Cryptocurrencies have been for more than a decade but remain misunderstood by the investment community. In this article, we delete some of the biggest myths about the crypto to help you evaluate opportunities and risks.

Myth #1: “Crypto investment is complicated and confusing.”

The expectation of dealing with digital wallets, private keys and irregular crypto exchanges has led to many traditional investors who believe that crypto investment is beyond them. However, the arrival of Crypto Exchange-Traded Products (ETP) in 2024 presents investors with a new Avenue to access digital assets in a familiar investment vehicle.

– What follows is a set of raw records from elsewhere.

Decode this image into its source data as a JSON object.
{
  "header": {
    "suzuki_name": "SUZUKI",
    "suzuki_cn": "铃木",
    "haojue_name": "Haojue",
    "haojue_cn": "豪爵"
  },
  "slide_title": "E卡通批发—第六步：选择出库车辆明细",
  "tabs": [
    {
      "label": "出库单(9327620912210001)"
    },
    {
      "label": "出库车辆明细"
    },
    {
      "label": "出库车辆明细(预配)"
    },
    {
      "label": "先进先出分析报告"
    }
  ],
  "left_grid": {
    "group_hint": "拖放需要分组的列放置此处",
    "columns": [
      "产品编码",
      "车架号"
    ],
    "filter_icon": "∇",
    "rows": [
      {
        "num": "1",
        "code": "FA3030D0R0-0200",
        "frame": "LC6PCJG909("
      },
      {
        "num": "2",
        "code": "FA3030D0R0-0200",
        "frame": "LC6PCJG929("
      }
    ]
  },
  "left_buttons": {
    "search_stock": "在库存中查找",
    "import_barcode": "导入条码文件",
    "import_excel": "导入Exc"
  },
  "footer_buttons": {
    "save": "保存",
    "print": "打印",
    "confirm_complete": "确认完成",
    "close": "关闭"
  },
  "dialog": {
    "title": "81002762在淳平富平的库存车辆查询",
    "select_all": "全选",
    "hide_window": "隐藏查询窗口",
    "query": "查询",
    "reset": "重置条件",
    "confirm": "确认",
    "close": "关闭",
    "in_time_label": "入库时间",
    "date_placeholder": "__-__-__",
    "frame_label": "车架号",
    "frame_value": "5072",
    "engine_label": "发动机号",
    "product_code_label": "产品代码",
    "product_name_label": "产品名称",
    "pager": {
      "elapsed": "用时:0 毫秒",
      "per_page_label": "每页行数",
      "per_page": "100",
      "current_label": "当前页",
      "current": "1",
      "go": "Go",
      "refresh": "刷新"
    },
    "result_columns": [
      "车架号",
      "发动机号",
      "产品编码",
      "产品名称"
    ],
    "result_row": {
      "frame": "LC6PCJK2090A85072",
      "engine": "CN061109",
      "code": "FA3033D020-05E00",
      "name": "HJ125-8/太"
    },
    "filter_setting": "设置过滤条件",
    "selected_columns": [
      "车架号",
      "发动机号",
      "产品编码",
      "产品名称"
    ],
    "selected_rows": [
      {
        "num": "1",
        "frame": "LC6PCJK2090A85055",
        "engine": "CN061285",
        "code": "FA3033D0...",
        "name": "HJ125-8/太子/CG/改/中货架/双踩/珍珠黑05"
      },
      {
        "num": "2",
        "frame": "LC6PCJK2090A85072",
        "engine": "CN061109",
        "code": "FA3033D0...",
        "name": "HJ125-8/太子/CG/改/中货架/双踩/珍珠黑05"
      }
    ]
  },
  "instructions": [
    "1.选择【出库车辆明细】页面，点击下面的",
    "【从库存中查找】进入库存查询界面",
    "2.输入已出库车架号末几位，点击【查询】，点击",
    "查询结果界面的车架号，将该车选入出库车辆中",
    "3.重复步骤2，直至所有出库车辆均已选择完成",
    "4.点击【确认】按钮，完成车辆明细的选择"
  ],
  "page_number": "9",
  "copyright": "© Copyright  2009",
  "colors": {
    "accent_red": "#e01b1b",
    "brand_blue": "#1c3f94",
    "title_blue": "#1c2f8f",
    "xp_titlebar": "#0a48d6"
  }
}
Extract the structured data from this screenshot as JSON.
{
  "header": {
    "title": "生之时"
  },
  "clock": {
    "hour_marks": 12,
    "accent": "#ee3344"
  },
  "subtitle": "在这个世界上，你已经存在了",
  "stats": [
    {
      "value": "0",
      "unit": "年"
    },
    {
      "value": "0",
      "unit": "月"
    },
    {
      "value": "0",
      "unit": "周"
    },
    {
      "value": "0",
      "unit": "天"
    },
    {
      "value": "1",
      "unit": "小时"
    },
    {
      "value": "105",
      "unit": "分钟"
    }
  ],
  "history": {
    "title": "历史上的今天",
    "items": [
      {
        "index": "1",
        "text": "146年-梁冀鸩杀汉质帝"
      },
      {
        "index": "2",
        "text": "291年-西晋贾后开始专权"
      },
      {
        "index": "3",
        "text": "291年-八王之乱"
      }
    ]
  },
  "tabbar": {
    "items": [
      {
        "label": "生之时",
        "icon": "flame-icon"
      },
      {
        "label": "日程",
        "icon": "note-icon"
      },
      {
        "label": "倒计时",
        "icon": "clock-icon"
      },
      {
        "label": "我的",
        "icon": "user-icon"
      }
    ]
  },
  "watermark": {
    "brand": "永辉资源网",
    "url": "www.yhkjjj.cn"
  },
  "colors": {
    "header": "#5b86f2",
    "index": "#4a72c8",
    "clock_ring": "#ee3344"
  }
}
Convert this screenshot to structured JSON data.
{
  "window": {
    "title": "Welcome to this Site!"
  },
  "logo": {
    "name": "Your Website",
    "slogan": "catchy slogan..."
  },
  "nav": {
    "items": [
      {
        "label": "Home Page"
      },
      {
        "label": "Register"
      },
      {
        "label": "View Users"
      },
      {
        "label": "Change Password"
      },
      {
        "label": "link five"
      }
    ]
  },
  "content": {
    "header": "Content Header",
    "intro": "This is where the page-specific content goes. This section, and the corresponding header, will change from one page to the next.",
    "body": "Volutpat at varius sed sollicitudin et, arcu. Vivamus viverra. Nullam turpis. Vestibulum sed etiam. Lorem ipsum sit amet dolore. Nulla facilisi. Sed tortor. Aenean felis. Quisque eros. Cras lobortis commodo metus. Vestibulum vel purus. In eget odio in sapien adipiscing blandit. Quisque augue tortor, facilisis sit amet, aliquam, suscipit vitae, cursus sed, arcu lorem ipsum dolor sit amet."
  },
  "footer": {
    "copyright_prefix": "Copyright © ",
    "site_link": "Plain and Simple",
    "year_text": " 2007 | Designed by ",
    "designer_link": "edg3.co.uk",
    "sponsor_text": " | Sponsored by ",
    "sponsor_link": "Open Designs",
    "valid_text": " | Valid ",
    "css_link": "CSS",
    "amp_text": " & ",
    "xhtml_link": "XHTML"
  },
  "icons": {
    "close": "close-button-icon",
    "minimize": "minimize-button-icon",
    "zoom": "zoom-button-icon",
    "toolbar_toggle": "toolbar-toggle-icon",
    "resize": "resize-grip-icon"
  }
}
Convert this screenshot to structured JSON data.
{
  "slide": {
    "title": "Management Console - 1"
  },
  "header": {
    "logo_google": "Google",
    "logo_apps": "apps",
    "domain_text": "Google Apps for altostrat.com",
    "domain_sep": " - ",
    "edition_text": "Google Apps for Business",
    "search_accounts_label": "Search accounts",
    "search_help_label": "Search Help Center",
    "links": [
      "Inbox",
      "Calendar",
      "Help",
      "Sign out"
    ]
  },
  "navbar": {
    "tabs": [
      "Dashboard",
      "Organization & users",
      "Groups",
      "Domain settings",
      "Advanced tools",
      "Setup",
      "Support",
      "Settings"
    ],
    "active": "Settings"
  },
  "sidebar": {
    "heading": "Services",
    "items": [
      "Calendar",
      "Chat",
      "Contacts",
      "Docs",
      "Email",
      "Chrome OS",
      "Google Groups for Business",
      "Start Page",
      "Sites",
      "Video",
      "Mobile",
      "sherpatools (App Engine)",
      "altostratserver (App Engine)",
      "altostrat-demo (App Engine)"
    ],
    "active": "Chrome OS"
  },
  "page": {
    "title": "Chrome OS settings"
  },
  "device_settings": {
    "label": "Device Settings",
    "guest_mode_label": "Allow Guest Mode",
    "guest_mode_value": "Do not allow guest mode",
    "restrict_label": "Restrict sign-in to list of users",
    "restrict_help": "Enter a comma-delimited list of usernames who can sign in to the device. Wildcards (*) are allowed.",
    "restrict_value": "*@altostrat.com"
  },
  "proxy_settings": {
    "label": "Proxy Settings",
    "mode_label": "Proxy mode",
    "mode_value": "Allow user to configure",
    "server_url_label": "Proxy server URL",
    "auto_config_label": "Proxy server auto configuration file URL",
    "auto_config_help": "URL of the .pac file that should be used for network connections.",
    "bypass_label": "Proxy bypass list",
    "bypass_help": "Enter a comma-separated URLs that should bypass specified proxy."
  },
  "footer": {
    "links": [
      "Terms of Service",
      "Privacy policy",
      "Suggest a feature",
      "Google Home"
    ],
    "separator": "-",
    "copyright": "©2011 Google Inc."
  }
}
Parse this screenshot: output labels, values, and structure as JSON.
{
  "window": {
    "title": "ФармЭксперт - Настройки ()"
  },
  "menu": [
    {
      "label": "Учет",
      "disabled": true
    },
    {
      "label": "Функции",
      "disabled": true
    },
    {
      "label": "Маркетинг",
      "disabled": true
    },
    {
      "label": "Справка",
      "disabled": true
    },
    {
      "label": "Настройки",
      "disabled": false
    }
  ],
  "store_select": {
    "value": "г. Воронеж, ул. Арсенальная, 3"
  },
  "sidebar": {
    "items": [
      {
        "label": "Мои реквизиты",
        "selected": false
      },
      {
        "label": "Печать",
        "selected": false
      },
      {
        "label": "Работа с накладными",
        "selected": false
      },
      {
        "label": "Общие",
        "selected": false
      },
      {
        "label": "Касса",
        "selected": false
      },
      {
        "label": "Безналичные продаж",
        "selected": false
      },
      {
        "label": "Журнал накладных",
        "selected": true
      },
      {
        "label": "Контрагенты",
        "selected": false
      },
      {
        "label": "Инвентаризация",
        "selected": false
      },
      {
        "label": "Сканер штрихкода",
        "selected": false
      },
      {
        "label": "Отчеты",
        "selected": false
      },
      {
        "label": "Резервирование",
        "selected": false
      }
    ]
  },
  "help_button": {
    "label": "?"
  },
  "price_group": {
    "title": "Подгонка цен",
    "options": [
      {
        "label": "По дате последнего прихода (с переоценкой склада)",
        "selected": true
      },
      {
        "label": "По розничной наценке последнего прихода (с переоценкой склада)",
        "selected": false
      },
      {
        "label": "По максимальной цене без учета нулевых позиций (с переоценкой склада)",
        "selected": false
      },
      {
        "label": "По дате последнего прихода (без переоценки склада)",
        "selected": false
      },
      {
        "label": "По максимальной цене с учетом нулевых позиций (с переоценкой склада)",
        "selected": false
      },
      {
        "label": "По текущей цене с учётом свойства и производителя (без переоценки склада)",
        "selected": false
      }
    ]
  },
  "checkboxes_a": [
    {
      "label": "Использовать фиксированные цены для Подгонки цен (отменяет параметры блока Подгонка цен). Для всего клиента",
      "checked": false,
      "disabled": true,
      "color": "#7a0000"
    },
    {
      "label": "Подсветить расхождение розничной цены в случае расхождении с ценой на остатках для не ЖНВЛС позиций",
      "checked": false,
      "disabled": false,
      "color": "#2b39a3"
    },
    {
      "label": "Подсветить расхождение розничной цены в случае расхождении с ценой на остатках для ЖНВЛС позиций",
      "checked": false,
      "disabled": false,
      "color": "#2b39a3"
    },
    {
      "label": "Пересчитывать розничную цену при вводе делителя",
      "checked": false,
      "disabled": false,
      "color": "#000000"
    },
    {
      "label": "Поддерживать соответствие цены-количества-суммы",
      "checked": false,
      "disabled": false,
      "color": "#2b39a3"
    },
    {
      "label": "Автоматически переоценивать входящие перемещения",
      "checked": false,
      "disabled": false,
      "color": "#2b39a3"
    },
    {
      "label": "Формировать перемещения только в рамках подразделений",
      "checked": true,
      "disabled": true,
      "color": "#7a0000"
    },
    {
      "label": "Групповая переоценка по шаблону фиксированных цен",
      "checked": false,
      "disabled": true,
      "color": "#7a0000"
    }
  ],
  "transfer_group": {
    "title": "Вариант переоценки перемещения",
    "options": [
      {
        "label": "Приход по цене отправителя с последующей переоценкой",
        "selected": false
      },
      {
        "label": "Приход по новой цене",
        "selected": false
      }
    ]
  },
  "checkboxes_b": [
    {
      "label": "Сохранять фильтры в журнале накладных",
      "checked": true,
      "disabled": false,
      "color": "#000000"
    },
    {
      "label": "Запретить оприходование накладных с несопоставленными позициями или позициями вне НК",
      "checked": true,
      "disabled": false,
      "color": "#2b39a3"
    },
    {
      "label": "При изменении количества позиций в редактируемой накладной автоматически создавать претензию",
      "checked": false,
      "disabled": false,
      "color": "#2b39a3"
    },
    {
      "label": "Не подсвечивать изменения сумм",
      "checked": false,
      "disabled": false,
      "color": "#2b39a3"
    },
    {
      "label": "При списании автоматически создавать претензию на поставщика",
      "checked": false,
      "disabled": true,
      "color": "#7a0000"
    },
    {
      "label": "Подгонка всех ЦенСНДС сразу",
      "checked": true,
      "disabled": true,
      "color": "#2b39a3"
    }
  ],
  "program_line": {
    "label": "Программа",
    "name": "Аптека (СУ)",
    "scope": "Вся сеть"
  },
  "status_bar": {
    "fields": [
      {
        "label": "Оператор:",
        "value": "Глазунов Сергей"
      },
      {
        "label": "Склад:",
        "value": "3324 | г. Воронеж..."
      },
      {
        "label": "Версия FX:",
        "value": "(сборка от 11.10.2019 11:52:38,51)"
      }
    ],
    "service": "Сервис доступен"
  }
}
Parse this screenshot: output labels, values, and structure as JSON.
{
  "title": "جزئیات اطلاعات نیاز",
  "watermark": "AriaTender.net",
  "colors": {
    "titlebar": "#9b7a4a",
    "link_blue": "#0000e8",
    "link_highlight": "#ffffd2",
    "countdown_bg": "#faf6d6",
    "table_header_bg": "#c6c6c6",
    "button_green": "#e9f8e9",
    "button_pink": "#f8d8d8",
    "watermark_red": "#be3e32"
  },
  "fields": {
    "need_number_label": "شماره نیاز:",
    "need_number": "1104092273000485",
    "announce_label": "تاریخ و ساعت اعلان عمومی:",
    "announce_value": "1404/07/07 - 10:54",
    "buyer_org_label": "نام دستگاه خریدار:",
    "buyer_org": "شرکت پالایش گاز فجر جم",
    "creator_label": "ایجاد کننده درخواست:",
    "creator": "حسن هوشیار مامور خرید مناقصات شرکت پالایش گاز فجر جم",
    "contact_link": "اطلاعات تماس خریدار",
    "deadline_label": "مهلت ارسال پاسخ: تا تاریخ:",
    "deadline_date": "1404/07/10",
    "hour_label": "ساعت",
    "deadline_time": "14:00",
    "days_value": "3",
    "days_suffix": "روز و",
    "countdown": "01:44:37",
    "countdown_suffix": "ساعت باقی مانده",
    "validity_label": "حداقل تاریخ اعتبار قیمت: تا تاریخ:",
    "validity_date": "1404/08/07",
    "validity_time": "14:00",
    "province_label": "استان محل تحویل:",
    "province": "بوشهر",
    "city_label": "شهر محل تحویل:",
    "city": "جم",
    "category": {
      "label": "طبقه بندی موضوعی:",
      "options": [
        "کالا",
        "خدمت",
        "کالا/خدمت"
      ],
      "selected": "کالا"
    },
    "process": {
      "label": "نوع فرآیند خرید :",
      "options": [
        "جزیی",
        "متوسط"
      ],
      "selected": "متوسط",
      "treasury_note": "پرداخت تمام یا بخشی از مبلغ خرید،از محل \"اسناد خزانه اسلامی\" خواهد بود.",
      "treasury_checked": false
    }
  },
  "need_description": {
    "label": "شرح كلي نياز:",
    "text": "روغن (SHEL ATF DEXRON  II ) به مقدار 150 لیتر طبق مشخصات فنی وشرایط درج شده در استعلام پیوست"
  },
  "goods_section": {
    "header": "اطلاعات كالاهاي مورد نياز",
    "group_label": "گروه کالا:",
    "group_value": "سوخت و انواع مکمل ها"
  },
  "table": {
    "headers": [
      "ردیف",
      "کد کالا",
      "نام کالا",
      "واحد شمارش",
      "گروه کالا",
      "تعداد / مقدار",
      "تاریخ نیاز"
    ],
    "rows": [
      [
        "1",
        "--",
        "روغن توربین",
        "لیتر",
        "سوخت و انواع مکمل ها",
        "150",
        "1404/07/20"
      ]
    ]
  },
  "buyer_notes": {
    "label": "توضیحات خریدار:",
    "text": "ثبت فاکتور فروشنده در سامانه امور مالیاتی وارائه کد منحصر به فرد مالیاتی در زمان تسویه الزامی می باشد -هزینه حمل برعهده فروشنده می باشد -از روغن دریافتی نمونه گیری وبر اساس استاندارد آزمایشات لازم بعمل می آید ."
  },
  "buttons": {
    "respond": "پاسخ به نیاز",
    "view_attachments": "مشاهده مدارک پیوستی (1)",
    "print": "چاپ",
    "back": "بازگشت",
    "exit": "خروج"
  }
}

In crypto ETPs, investing in digital assets such as Bitcoin has become as simple as buying shares of a stock. Investors can buy Bitcoin and Ether ETP through their regular broker accounts, just like any other security. It eliminates the need to set up and manage cryptocurrency wallets with an exchange, making crypto access to a wider audience. Moreover, these ETPs are controlled financial products, providing additional security layers for investors. Although there are certainly many facts behind the former crypto adage, “not your keys, not your crypto,” the popularity of crypto ETPs proves that self-custody doesn’t have to be the only way to gain crypto exposure.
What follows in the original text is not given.